Le Stade reprend le fauteuil de leader

A égalité de points (42), mais un meilleur goal différentiel, le Stade malien a ravi la première place du classement au Club olympique de Bamako à l'issue de la 19e journée du championnat national de ligue 1.

La 19e journée du championnat national a pris fin jeudi dernier. Elle a été marquée par la défaite du COB, battu (3-2) par l'AS Bakaridjan . Cette défaite coûte cher aux Verts la première place du classement. Puisqu'ils se font rejoindre au classement par le Stade malien de Bamako, qui a 42 points avec une meilleure différence de buts.

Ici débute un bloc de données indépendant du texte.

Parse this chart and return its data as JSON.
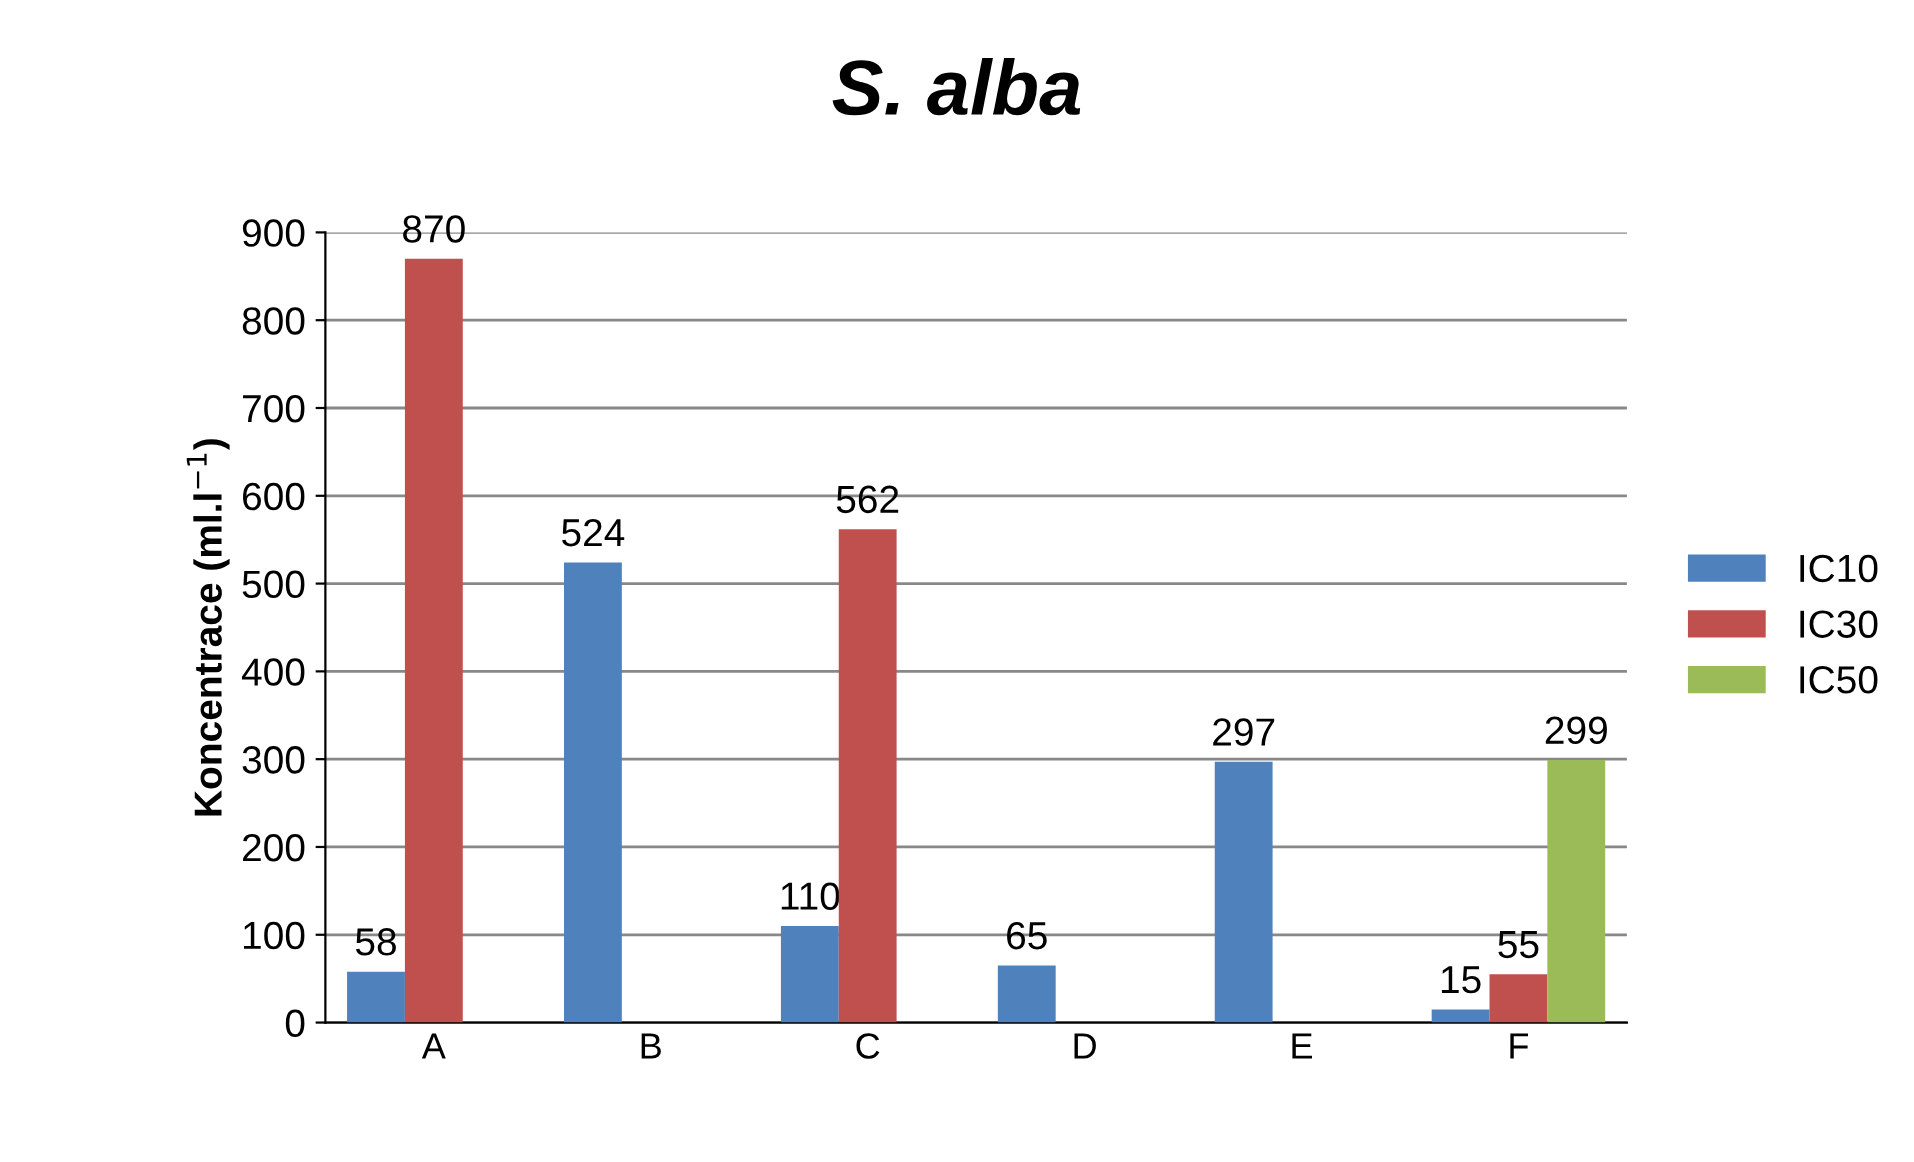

La 19e journée a été bénéfique aux Blancs. Les poulains de Cheick Fantamady Diallo sont premiers avec 42 points (+29). Les Blancs se frottent les mains à cette place grâce à leur victoire (3-0) sur l' Asko , qui s'est fait surprendre à nouveau et perd du coup la 5e place. Auteur d'un but dans cette rencontre, Bakary Coulibaly «  Bako  » du Stade est désormais seul en tête du classement des buteurs avec 14 réalisations.

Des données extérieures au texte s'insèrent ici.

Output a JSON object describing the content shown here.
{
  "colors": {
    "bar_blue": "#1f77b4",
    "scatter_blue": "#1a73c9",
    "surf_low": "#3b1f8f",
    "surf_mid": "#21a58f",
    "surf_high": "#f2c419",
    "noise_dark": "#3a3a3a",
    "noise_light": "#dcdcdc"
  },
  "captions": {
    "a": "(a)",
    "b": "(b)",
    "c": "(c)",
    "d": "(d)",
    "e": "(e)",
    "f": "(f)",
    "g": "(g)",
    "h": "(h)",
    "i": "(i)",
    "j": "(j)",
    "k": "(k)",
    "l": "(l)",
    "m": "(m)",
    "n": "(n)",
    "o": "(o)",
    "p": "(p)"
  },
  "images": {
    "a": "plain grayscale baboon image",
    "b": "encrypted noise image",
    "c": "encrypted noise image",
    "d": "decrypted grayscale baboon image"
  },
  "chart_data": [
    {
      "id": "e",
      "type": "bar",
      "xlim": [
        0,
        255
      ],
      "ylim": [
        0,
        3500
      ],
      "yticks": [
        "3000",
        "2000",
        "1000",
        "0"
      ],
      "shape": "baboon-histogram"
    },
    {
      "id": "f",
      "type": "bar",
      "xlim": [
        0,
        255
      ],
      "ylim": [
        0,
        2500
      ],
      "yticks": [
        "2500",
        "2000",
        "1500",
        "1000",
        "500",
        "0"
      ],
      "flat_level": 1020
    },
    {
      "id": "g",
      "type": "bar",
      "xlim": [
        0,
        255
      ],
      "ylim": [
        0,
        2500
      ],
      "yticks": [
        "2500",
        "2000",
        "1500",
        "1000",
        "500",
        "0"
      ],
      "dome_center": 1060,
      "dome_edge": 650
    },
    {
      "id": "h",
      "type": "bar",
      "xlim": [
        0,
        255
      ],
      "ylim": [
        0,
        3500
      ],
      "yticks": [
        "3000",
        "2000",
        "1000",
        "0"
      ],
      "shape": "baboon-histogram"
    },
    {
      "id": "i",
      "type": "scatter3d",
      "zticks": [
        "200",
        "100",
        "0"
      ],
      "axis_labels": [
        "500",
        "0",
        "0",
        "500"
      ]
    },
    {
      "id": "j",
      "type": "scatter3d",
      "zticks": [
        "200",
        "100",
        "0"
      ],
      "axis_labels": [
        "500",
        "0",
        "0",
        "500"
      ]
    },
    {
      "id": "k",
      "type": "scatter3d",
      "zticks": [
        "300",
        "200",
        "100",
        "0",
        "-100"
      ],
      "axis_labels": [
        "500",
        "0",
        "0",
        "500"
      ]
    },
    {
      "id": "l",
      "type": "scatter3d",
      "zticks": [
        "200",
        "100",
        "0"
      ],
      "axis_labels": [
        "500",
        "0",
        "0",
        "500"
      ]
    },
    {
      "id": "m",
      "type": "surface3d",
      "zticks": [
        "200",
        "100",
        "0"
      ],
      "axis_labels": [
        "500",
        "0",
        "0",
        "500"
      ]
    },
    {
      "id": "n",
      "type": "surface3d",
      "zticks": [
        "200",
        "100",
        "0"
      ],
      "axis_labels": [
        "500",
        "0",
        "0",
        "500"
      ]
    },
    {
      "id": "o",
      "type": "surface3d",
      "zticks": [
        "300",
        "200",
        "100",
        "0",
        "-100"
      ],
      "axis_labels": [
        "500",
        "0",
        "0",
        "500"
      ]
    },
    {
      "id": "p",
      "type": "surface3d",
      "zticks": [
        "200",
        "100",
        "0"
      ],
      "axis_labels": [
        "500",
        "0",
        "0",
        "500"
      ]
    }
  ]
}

Les Verts avec 42 points (+ 23) sont 2e au classement. Ils sont suivis de la formation de Hérémakono . Les Rouges ont été accrochés (0-0) dans leur duel contre la Commune II. Toutefois, les poulains de Fagnery Diarra restent dans le trio de tête avec 41 points.

Le duel entre le CSD et le CSK a tourné à l'avantage des Centristes qui en étrillant (4-0) l'équipe des « Sept Villages », renouent avec la victoire après quelques moments de doute. Le Nianan s'est refait une santé en battant à domicile le Sigui de Kayes (1-0), une victoire qui maintient la formation de Koulikoro à la 8e place avec 23 points.

Quant aux militaires de l' Usfas , ils ont remporté une précieuse victoire face au Stade malien de Sikasso battu par 2-1. Une victoire qui propulse les poulains d'Amadou Tidiane Camara à la 5e place avec 26 points. En bas du tableau, on retrouve l'AS Réal (15 points), le Stade malien de Sikasso (13 points) qui, malgré ses deux défaites respectives face à son homonyme de Bamako (3-0) et l' Usfas (2-1), sort de la zone rouge, une place qu'occupe désormais le Sigui de Kayes qui totalise le même nombre que la formation du Kénédougou (13 points).

La 20e journée, qui débute cet après-midi, est très attendue avec le grand classique COB-Usfas, suivi d'un autre choc (CII-CSD). Elle se poursuivra demain avec le derby Stade malien de Bamako qui croisera le fer avec le CSK, suivi de l'ASB-Asko. Ces deux rencontres se jouent au Stade Modibo Kéita.

A Koulikoro, le Nianan reçoit le Djoliba tandis qu'à Sikasso et Kayes l'on suivra respectivement les rencontres Stade malien de Sikasso-AS Bakaridjan et AS Réal-Sigui . Ces rencontres s'annoncent décisives et peuvent être un autre tournant de ce championnat qui n'en finit pas de surprendre.